Please, Kill the Code!
As of this writing, 12/20/19, the Sagan Signal has survived two extended investigations. The first, a theological study conducted in 2007 at Western Seminary by professional Bible scholars, the second, a secular science-based analysis performed in 2018 by the Center for Inquiry.
Though the philosophies and perspectives of the two teams of skeptics couldn’t have been more different, the similarities of their results and post-investigative activities are remarkable. Both lasted for almost a year, and both arrived at the same conclusion: The Sagan Signal is real. Most troubling however, and in clear violation of academic norms and protocols, neither team issued a public statement upon completion of their respective investigations, and, in both instances, details of their research were, and still are, being kept confidential.
I assure you, I’m not some wild-eyed provocateur trying to stir up trouble and controversy for personal pleasure or gain. I just want to know the truth: Are the sequences a code – or not? And if they are a code, was it encrypted by aliens – or not? Identification and attribution.

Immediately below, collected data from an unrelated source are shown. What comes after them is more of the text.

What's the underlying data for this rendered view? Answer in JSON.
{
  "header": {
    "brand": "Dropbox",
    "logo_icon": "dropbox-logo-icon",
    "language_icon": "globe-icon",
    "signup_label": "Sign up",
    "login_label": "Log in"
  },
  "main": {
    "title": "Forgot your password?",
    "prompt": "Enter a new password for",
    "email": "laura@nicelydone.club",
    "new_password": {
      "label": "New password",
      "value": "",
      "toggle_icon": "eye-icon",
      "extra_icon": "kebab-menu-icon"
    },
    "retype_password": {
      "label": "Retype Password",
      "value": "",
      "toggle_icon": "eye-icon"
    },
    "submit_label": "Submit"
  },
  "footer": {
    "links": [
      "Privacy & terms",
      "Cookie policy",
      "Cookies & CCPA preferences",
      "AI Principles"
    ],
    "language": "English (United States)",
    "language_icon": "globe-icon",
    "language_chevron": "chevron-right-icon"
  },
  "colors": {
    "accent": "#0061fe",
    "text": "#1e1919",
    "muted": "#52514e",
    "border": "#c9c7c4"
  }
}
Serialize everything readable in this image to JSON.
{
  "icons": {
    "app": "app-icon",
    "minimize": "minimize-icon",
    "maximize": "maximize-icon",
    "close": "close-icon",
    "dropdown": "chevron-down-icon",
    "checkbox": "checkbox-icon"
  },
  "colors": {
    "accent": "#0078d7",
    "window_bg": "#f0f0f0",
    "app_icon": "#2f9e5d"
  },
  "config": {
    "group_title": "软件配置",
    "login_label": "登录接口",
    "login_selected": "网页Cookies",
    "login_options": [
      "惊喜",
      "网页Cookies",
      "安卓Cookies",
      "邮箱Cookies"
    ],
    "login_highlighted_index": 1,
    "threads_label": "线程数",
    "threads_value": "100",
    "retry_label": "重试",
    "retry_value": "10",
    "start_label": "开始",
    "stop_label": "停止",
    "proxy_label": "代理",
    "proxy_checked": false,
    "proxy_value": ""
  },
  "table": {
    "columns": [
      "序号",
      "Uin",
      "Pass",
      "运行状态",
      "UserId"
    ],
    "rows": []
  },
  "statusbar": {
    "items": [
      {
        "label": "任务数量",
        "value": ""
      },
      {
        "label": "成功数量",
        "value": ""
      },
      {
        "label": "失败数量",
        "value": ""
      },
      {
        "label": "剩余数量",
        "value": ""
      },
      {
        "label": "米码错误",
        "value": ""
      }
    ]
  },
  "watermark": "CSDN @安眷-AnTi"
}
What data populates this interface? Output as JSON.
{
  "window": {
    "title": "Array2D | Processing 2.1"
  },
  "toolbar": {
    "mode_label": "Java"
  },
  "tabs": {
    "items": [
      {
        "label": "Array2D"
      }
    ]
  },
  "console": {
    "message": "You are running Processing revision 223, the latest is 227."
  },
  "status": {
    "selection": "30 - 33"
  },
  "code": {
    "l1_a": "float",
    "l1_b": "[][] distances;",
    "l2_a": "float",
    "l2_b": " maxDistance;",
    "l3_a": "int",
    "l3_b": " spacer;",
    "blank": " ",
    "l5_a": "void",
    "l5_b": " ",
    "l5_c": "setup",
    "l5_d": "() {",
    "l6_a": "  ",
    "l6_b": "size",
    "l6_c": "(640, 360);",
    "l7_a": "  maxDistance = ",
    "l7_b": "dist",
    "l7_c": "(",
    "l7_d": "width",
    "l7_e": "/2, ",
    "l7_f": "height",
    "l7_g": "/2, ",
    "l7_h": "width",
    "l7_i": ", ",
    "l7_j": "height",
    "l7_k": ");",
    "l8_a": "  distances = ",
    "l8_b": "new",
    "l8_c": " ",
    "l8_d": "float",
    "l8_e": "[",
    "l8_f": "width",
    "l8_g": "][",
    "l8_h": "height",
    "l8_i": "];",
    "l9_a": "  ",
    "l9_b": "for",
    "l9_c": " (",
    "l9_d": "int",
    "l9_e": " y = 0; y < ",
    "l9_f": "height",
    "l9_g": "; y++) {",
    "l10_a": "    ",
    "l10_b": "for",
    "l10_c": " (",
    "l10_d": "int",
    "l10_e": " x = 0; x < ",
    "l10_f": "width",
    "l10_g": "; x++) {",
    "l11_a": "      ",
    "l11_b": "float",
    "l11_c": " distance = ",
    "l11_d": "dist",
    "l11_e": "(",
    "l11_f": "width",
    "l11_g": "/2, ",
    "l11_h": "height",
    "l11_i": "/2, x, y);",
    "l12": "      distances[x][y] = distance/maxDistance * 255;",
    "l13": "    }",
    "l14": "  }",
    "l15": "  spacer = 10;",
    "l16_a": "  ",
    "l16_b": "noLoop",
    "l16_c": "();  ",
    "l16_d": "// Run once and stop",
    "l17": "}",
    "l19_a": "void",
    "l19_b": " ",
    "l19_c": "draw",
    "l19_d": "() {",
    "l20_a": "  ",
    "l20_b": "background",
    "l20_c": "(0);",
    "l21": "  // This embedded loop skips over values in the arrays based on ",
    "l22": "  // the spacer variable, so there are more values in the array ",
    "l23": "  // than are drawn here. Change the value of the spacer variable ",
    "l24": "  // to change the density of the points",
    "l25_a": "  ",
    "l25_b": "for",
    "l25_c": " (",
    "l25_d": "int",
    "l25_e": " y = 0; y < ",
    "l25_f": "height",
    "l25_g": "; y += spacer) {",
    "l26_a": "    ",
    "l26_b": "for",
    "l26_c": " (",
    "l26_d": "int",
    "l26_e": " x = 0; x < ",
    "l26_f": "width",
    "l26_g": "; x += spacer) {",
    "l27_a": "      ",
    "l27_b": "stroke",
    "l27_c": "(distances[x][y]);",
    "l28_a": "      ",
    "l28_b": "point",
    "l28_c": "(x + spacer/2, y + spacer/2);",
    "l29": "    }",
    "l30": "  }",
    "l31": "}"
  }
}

Before starting a public vetting process over a decade ago, I consulted with people of wisdom, who, after seeing that my claim was evidence based, all told me the same thing: Get the data tested by the best and brightest people possible, skeptical individuals who harbor no inclination to agree with you. I followed their advice, the investigations were conducted, and, after the Bible scholars and secular skeptics were finished, they both agree: The Sagan Signal is an alien bible code.
Then the door slammed shut. Those who tested the data and confirmed my claim refused to make any announcements, share any research, or even to take ownership of their respective investigations.
So, where are we? The Sagan Signal is now in two mainstream pipelines, the religious and the secular, and in both pipelines it is stuck, not moving forward. What typically happens when discovery claims are advanced and provisionally confirmed is that announcements are made and the research released so that other scholars and skeptics can try to replicate their efforts, and either consent to what has been accomplished or propose alternative solutions. This is how science is supposed to work.
The Challenge to Skeptics has been created to break the gridlock. Over the next year, thousands of skeptics, both religious and secular, will be contacted. They will be informed of the progress made to date and encouraged to engage the data, hopefully with full transparency, and attempt to accomplish what Western Seminary and the Center for Inquiry failed to do – debunk the Sagan Signal. $5,000 will be awarded to whoever manages to debunk my code claim. The goal is to establish a higher level of certainty than currently exists that the Sagan Signal is a code, and that it was encrypted by extraterrestrials.
Besides the two major investigations mentioned above, there have been two lesser studies, also conducted at the academic level. This means that the Sagan Signal has been tested four times from four different perspectives, and four times the results have been conclusive: The code is real, and, though it was recorded by humans, there is unanimous agreement that it was not conceived by humans.
Though I prefer to work with professionals, you don’t need to be a code scientist or academic to participate. I recognize the significant contributions that citizen scientists are making all the time. I encourage laypeople, whether they be religious or secular, to get involved, not with anecdotal opinions, but with serious research. If the Sagan Signal can be debunked, it would come as no surprise if it was a layperson who found out how to do it.
All original and credible studies received, whether they falsify or confirm, will be posted on this site. As the world becomes more aware of the Sagan Signal, the first person to debunk my claim will not only receive the $5,000 award, it is certain that they will earn high praise and recognition for succeeding where many of the top skeptics in the world have failed.
Okay, so you’re a skeptic, and you are going to “Kill the Code.” How are you going to do it? In the CFI investigation, eight different strategies were implemented, and all eight of them came up short. Can you think of a new approach? Did the CFI investigators overlook something? You can send your research to my email address by using the about and contact page.
Thank you for your interest and participation in this possibly historic experiment.